The footbridge connects Donegal Quay with Queen’s Quay, replacing the rather unattractive old footbridge. The new new consists of structural steel, enveloped in aluminium cladding with a glass parapet on the east elevation and a stainless steel post and wire system on the west parapet.
The Lagan Weir, completed in 1994, at a cost of £14m, is located across the Lagan between the Queen Elizabeth Bridge and the M3 bridge (completed around the same time) in Belfast, Northern Ireland. The Lagan Weir was jointly funded by the Corporation and the European Commission. It was constructed by Charles Brand Ltd and designed by Ferguson and McIlveen.
The weir is a series of massive steel barriers which are raised as the tide retreats to keep the river at an artificially constant level. This improvement to the sewerage system combined with massive dredging of the river by mechanical excavators, and installation of an underwater aeration system, has led to a marked improvement in water quality and the environment around the river. Lagan Weir, dredging and aeration have increased water quality in the river and salmon is returning. An otter and seals have followed the fish that now move up river to spawn in what was once an aquatic death trap.

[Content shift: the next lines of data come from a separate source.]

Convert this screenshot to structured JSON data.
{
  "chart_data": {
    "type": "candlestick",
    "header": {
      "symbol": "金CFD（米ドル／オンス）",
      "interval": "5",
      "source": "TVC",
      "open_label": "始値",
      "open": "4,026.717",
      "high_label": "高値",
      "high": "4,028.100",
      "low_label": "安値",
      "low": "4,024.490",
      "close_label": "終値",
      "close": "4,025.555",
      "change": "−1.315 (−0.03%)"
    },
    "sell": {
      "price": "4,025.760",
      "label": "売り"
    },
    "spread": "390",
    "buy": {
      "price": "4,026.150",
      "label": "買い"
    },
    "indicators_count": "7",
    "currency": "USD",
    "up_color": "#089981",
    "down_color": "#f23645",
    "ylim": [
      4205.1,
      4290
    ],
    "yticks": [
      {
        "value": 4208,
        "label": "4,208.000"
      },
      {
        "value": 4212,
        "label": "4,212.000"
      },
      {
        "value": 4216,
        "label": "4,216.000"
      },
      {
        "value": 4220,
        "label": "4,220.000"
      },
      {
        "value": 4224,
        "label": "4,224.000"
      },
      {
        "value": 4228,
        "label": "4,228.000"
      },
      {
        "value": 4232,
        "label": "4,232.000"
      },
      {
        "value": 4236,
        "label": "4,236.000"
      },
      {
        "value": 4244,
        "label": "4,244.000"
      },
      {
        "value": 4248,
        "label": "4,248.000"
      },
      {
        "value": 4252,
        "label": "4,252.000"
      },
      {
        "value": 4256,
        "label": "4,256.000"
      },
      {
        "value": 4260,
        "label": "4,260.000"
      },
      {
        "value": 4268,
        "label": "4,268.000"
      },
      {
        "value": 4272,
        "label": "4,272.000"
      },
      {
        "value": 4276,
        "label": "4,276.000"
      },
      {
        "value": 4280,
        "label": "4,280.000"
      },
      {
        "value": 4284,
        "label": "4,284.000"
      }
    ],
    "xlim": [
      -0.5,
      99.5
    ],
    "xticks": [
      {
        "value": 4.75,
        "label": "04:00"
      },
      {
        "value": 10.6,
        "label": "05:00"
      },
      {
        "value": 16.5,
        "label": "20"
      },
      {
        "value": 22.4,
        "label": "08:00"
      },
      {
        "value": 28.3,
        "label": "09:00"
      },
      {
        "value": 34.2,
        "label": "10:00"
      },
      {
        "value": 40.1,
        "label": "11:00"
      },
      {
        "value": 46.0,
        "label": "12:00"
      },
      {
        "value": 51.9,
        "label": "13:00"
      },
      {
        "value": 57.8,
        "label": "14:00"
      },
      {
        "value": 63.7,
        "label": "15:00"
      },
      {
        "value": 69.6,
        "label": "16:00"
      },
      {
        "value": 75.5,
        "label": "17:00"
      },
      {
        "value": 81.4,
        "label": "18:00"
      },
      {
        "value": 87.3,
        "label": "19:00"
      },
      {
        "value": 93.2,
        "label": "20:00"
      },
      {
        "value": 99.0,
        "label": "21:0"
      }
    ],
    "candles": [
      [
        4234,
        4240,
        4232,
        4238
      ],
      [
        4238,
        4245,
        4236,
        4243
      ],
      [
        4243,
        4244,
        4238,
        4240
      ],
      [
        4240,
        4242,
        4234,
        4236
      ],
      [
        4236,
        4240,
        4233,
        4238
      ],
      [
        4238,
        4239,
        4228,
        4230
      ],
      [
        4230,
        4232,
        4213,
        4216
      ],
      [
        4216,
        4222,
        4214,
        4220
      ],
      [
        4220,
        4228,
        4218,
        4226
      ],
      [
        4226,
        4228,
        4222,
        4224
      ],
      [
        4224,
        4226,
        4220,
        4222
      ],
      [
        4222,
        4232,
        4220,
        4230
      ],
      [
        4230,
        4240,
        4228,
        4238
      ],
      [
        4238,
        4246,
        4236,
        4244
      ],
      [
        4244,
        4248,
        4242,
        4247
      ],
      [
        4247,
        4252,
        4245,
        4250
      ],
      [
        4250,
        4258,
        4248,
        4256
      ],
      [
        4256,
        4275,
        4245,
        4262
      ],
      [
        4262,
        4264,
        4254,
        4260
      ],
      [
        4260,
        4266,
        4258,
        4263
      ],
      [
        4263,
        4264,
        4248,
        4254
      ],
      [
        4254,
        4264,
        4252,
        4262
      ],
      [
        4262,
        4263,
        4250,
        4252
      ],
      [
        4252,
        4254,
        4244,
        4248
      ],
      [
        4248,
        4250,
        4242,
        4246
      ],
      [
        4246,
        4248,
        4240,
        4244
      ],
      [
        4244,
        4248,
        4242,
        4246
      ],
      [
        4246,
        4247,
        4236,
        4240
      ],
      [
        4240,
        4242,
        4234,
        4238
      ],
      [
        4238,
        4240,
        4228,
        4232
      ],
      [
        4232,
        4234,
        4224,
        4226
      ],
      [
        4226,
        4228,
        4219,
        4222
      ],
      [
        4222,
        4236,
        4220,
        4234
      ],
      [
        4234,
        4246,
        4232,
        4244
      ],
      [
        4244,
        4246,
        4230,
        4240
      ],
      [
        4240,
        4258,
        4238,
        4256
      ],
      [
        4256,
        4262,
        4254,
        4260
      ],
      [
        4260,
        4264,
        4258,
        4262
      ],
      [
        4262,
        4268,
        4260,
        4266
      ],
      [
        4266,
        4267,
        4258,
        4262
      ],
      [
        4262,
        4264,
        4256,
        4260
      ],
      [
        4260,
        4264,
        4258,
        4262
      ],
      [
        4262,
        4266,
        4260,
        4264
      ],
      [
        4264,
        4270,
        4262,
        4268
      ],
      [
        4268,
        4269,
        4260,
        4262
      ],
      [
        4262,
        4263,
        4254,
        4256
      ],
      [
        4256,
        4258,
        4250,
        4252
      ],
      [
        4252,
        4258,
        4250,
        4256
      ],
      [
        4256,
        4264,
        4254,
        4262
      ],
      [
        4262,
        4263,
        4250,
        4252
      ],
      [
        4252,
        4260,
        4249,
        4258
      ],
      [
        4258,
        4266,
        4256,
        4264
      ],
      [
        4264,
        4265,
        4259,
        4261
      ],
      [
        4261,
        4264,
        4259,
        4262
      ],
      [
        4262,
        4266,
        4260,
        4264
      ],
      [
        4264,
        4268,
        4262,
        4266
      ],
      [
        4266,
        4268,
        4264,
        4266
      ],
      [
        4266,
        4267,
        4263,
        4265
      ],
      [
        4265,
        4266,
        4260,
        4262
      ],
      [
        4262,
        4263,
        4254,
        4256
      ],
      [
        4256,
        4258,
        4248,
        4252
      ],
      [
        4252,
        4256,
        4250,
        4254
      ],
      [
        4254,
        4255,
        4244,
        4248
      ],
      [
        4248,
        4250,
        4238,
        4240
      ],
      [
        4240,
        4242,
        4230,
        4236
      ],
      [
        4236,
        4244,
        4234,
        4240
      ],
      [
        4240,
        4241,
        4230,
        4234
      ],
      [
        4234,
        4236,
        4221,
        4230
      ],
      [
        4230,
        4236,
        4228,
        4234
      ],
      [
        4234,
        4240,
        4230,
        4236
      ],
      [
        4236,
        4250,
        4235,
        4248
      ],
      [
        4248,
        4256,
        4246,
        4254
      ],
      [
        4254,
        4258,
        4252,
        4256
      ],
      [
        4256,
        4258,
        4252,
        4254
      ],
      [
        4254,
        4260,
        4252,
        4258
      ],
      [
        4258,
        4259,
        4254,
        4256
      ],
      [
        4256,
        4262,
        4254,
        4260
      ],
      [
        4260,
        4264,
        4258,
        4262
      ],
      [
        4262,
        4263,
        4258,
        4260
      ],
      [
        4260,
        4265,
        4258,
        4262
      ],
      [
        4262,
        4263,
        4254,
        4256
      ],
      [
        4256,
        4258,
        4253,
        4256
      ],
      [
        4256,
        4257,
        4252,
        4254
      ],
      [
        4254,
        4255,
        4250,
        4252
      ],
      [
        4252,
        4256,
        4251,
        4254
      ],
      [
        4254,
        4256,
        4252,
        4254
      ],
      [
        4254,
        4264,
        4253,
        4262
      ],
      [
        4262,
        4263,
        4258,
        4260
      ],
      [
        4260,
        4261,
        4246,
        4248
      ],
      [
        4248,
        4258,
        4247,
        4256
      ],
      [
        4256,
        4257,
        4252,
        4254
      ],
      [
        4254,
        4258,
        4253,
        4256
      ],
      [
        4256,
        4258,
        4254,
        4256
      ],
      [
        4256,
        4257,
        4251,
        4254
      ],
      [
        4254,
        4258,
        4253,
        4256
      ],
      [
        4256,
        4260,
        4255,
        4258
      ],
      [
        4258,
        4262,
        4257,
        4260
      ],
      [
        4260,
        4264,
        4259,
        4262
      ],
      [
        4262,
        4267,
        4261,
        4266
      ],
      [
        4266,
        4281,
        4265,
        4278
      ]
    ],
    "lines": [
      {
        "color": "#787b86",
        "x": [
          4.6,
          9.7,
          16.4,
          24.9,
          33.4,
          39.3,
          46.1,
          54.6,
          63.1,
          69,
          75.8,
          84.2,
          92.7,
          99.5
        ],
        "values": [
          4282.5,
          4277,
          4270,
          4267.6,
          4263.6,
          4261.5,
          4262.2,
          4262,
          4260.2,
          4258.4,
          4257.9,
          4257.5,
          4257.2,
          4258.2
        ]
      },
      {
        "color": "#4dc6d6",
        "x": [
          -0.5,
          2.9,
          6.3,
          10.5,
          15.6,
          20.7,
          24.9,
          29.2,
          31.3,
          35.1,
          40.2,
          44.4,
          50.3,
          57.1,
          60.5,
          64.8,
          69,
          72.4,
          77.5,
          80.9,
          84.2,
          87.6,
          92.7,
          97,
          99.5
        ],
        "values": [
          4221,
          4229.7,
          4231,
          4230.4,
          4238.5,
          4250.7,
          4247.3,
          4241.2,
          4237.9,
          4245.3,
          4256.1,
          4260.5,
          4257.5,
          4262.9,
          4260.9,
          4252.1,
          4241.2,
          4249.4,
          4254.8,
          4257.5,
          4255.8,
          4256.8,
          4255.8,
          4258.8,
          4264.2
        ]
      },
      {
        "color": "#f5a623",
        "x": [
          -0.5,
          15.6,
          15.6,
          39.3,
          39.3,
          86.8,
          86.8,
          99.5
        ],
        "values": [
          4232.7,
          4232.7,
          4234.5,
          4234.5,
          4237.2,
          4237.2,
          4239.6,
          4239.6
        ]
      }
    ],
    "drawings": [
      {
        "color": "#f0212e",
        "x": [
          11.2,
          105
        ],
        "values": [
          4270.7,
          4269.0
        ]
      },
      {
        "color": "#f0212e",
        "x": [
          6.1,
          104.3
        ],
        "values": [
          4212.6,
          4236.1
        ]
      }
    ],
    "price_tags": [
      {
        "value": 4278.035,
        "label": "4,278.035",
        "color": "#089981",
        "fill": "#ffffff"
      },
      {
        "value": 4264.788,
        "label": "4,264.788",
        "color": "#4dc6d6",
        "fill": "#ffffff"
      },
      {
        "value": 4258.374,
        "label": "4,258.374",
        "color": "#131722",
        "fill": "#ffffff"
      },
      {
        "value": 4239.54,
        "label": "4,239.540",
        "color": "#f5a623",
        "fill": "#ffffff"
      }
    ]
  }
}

The objective of the structure is to keep the level of the river artificially constant, as it is a tidal river the level of the water varied by up to three metres between high and low tide. This exposed mudflats which were unsightly and emitted a strong odour, particularly in the summer months. The transformation of the riverside by the construction of the weir has been a catalyst for development along the riverside. Another part of the project is the “Lagan Lookout” centre which explains the history and function of the weir as well as the history of the Lagan itself.